This is an end-of-the-year post capturing some images of buildings and cars with architectural and design aspects tying back to bottles. I just love this kind of stuff. Most of it is gone now, only archived in our memories, in photographs and represented on old postcards. If you have any other images, please send to me. The Beer Bottle Car that Marianne Dow recently posted prompted my thinking.
Prohibition Champagne: Now the Hard Rock Hotel, the Carbide and Carbon building was built during the Prohibition by Chicago by Daniel and Hubert Burnham to resemble a champagne bottle with a foil top. While most buildings in Chicago at the time sported a light gray limestone facade, the Carbide and Carbon building was domposed of a polished black granite base and a tower covered in deep green terra cotta – a poke at the repressive Prohibition Era laws. It is one of a handful of Chicago skyscrapers to be allowed to have its tower lights permanently illuminated.
The first Hood farm was in Derry, New Hampshire. Hood started the farm to guarantee a supply of good wholesome milk. The milk was shipped by rail into the plant in Boston. He later opened more farms in Maine to supplement the New Hampshire farm to meet the demand for the fresh milk. If you visit the Boston Children’s Museum you’ll see the giant Hood bottle outside. In warmer months, you can get snacks and ice cream from the bottle! It’s a New England tradition. If you look closely to the right of the top of the bottle, you can see a giant Arthur sitting on the yellow part of the building!
1913 Beer Bottle Car Postcard Billings, Montana found on eBay for $112.00.
The giant Braum’s milk bottle sits on top of a little building in Oklahoma City on an island in the middle of Classen Blvd. The building now houses a small Asian sandwich shop, but the bottle remains.
Emerson Bromo-Seltzer Tower – Baltimore, Maryland – This historic structure, which is listed on the National Register of Historic Places, was modeled after the Palazzo Vecchio in Florence, Italy. It was completed in 1911 and has been a Baltimore landmark ever since. The tower was designed by Joseph Evans Sperry and built by Captain Isaac Emerson, the inventor of Bromo-Seltzer. The tower was originally topped with a 51-foot revolving replica of the blue Bromo-Seltzer bottle, which was illuminated by 596 lights and could be seen from 20 miles away. The four clock faces are all still working; however, the bottle had to be removed in 1936 due to structural concerns.
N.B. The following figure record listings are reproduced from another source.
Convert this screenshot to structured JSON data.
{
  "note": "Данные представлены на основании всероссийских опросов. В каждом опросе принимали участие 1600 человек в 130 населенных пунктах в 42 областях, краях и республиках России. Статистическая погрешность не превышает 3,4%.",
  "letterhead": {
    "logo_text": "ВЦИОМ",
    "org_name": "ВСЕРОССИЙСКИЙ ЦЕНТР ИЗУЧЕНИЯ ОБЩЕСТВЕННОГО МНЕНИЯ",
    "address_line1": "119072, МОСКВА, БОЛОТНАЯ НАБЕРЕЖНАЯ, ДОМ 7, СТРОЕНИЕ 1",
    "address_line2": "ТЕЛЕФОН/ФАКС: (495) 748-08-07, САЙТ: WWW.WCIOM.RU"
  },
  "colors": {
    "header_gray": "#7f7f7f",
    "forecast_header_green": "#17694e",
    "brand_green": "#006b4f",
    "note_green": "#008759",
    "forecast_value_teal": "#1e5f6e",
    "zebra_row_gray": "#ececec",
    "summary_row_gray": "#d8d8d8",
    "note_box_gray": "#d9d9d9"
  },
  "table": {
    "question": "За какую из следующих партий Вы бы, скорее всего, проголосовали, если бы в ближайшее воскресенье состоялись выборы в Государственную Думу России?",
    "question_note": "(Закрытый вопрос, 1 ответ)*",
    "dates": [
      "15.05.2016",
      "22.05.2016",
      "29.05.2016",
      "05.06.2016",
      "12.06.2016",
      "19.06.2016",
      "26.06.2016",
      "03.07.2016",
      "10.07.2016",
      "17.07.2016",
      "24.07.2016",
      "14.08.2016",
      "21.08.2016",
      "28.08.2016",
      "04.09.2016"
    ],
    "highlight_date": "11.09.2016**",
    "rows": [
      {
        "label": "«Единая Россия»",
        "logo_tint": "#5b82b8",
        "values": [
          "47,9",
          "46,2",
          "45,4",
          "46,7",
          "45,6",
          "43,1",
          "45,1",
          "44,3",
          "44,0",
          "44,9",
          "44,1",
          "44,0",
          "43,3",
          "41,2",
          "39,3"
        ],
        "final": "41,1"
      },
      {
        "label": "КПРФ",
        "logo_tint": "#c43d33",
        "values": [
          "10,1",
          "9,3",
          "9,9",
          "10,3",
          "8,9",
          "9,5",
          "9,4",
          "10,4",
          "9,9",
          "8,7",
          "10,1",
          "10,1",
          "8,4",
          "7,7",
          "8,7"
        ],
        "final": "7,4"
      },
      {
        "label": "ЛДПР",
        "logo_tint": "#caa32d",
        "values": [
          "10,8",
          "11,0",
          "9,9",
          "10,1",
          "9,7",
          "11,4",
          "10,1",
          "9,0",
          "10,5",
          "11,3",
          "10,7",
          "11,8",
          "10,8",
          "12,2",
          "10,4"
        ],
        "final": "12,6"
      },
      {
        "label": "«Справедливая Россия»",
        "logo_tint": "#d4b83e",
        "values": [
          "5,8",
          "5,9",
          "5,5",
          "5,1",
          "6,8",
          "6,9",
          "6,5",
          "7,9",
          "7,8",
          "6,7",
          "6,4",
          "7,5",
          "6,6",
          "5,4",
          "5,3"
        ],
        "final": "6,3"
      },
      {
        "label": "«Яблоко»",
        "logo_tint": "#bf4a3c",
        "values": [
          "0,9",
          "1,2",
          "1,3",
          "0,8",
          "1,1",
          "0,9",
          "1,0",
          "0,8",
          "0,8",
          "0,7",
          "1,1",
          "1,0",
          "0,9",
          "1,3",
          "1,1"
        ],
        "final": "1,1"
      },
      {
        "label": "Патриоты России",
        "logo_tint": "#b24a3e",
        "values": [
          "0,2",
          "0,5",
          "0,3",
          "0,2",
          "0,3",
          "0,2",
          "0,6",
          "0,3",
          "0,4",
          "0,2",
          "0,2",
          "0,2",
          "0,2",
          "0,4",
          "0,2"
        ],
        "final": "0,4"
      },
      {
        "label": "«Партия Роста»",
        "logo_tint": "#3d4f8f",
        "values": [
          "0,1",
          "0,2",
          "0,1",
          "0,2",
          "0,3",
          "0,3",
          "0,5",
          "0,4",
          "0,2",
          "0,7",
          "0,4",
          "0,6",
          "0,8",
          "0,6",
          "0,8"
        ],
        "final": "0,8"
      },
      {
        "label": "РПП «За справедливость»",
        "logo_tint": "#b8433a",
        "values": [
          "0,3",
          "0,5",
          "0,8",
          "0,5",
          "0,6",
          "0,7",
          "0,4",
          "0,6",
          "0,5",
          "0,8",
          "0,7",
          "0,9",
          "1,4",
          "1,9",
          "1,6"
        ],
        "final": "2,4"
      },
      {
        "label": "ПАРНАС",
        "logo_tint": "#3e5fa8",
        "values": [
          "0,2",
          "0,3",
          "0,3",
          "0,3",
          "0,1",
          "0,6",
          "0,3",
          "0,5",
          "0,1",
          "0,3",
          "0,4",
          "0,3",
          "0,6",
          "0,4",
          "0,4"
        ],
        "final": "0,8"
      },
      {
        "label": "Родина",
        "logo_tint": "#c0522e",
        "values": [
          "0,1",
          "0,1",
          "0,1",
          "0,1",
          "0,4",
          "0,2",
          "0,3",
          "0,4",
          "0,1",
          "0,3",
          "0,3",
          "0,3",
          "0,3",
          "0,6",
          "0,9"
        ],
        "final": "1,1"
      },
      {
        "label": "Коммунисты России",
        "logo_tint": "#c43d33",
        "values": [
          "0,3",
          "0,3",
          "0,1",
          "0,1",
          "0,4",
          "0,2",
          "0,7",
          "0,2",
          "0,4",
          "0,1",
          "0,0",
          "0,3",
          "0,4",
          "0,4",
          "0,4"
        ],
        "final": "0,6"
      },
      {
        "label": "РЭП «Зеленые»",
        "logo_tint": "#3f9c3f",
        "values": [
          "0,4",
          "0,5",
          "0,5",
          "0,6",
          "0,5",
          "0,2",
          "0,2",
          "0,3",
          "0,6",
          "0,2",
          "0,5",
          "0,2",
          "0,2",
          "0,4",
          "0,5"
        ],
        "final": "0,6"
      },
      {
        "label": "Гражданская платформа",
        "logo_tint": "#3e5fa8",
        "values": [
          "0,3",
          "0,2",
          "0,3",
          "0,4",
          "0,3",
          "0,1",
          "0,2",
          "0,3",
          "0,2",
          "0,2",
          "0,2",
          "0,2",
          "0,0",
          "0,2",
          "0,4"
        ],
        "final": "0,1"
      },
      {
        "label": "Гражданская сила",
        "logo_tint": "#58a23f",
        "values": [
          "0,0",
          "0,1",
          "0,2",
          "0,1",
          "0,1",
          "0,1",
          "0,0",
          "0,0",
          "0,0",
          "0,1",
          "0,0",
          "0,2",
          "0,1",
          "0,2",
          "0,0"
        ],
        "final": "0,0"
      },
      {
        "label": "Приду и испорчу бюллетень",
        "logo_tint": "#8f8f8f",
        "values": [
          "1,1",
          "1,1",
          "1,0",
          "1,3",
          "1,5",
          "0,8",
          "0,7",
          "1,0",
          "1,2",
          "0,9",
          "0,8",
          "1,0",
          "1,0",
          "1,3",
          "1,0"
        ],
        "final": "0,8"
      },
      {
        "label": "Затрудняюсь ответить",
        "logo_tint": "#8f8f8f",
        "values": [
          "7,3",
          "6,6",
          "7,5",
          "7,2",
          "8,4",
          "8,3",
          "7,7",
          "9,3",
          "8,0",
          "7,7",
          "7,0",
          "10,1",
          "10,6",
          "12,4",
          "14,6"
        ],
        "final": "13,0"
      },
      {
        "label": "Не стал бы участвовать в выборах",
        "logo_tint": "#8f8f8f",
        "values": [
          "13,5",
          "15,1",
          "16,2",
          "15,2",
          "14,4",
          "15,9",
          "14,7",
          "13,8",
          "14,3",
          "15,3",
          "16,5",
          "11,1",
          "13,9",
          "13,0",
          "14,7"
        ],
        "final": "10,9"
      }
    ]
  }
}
Check out the massive Photomosaic of a Coke bottle on the side of a building in Mexico.
They say that the World’s Largest Milk Bottle is located in Oklahoma City. It is a uniquely shaped little structure sitting alongside an old alignment of Route 66. Originally known as “Triangle Grocery and Market”, the building changed its name to “Milk Bottle Grocery” shortly after a large metal milk bottle sign was added to the roof in 1948.
Benewah Milk Bottle in Spokane, Washington was built in 1935. Now it functions as an antique shop.
This enormous Coke bottle used to house a Coca- Cola museum where you could sample dozens of different Coke products from around the world. Sadly it is now closed.
The Brown-Forman Corporation in Louisville, Kentucky has a water tower shaped like one of its liquor products.
The World’s Largest Catsup Bottle towers over Collinsville, Illinois. This 170 ft. tall water tower was built in 1949 by the W.E. Caldwell Company. A bottle of catsup big enough to top the Wienermobile!